# Now, we can start a new training job

We'll send a zip file called **trainingjob.zip**, with the following structure:
 - trainingjob.json (Sagemaker training job descriptor)
 - assets/deploy-model-prd.yml (Cloudformation for deploying our model into Production)
 - assets/deploy-model-dev.yml (Cloudformation for deploying our model into Development)

## Let's start by defining the hyperparameters for both algorithms

In [None]:
hyperparameters = {
    "logistic_max_iter": 100,
    "logistic_solver": "lbfgs",

    "random_forest_max_depth": 10,
    "random_forest_n_jobs": 5,
    "random_forest_verbose": 1
}

## Then, let's  create the trainingjob descriptor

In [None]:
import time
import sagemaker
import boto3

sts_client = boto3.client("sts")

model_prefix='iris-model'
account_id = sts_client.get_caller_identity()["Account"]
region = boto3.session.Session().region_name
training_image = '{}.dkr.ecr.{}.amazonaws.com/{}:latest'.format(account_id, region, model_prefix)
roleArn = "arn:aws:iam::{}:role/Airliquide".format(account_id)
timestamp = time.strftime('-%Y-%m-%d-%H-%M-%S', time.gmtime())
job_name = model_prefix + timestamp
sagemaker_session = sagemaker.Session()

training_params = {}

# Here we set the reference for the Image Classification Docker image, stored on ECR (https://aws.amazon.com/pt/ecr/)
training_params["AlgorithmSpecification"] = {
    "TrainingImage": training_image,
    "TrainingInputMode": "File"
}

# The IAM role with all the permissions given to Sagemaker
training_params["RoleArn"] = roleArn

# Here Sagemaker will store the final trained model
training_params["OutputDataConfig"] = {
    "S3OutputPath": 's3://{}/{}'.format(sagemaker_session.default_bucket(), model_prefix)
}

# This is the config of the instance that will execute the training
training_params["ResourceConfig"] = {
    "InstanceCount": 1,
    "InstanceType": "ml.t2.medium",
    "VolumeSizeInGB": 30
}

# The job name.
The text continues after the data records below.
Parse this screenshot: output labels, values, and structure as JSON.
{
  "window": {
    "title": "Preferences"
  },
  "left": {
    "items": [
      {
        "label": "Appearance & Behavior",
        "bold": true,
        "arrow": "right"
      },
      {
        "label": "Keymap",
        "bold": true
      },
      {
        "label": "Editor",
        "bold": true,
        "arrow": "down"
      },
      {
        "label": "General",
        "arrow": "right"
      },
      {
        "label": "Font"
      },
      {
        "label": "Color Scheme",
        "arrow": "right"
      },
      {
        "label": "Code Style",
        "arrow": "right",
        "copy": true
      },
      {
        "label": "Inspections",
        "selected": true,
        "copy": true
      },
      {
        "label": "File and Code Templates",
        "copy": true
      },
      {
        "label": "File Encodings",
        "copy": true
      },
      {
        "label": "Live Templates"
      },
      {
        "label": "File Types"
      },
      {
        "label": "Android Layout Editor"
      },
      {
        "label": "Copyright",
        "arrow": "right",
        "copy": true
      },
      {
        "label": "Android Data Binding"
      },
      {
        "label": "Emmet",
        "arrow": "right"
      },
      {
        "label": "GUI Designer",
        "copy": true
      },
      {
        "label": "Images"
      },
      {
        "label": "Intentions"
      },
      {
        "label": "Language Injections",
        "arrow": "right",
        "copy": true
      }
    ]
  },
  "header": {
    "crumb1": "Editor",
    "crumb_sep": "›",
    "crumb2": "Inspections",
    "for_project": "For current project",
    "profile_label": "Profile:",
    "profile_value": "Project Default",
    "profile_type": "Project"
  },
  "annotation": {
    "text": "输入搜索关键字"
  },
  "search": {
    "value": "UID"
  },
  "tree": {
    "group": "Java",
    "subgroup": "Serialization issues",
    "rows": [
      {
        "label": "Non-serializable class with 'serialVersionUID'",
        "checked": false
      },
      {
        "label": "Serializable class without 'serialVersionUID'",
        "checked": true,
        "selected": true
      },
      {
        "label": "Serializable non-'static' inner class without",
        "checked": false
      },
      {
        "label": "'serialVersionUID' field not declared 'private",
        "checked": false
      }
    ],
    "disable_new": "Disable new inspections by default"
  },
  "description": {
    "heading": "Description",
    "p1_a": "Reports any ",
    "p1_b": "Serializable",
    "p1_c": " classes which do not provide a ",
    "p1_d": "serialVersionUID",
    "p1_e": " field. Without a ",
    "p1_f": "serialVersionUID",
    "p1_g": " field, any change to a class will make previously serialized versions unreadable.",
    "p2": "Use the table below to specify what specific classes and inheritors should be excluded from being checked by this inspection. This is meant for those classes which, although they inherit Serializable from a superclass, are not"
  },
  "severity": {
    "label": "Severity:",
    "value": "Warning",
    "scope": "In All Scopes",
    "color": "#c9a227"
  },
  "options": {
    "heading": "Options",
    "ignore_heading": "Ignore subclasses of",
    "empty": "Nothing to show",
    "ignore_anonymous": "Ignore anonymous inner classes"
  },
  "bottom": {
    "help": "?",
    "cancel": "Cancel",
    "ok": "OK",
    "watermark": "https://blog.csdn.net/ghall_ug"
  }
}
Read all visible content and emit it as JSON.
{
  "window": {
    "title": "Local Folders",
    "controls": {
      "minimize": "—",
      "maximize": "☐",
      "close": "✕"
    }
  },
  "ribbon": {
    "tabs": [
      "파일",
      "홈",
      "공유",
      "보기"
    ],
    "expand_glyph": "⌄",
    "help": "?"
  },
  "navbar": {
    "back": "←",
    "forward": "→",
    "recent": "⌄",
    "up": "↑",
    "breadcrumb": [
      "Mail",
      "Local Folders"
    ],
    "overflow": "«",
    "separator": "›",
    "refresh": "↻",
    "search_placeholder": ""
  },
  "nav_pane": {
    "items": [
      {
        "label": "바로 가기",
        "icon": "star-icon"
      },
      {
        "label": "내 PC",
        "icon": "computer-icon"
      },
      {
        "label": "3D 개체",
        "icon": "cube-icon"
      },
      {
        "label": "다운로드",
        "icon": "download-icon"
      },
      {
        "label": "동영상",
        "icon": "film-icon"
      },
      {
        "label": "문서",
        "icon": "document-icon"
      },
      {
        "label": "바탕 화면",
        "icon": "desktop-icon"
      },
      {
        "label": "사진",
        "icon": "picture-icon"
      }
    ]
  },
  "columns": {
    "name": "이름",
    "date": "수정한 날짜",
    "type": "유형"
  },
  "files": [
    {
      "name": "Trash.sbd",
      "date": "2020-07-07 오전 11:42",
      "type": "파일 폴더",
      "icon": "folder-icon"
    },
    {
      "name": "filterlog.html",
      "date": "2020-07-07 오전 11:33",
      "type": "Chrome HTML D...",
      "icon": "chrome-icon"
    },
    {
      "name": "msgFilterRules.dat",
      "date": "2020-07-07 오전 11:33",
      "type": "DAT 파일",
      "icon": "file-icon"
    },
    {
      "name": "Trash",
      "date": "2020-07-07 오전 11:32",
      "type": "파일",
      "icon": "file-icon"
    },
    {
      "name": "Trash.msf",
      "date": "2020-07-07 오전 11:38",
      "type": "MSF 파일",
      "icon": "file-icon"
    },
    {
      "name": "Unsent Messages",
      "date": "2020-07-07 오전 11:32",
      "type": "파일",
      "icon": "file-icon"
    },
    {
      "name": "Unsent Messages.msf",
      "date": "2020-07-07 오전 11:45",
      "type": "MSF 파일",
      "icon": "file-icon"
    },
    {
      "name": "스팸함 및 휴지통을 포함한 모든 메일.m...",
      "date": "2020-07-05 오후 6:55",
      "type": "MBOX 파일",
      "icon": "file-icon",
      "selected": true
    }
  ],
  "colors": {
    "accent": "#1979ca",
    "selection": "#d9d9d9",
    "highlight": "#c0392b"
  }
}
You'll see this name in the Jobs section of the Sagemaker's console
training_params["TrainingJobName"] = job_name

for i in hyperparameters:
    hyperparameters[i] = str(hyperparameters[i])
    
# Here you will configure the hyperparameters used for training your model.
training_params["HyperParameters"] = hyperparameters

# Training timeout
training_params["StoppingCondition"] = {
    "MaxRuntimeInSeconds": 360000
}

# The algorithm currently only supports fullyreplicated model (where data is copied onto each machine)
training_params["InputDataConfig"] = []

# Please notice that we're using application/x-recordio for both 
# training and validation datasets, given our dataset is formated in RecordIO

# Here we set training dataset
# Training data should be inside a subdirectory called "train"
training_params["InputDataConfig"].append({
    "ChannelName": "training",
    "DataSource": {
        "S3DataSource": {
            "S3DataType": "S3Prefix",
            "S3Uri": 's3://{}/{}/input'.format(sagemaker_session.default_bucket(), model_prefix),
            "S3DataDistributionType": "FullyReplicated"
        }
    },
    "ContentType": "text/csv",
    "CompressionType": "None"
})
training_params["Tags"] = []

## Before we start the training process, we need to upload our dataset to S3

In [None]:
import sagemaker

# Get the current Sagemaker session
sagemaker_session = sagemaker.Session()

default_bucket = sagemaker_session.default_bucket()
role = sagemaker.get_execution_role()


!mkdir -p input/data/training

import pandas as pd
import numpy as np

from sklearn import datasets
iris = datasets.load_iris()

dataset = np.insert(iris.data, 0, iris.target,axis=1)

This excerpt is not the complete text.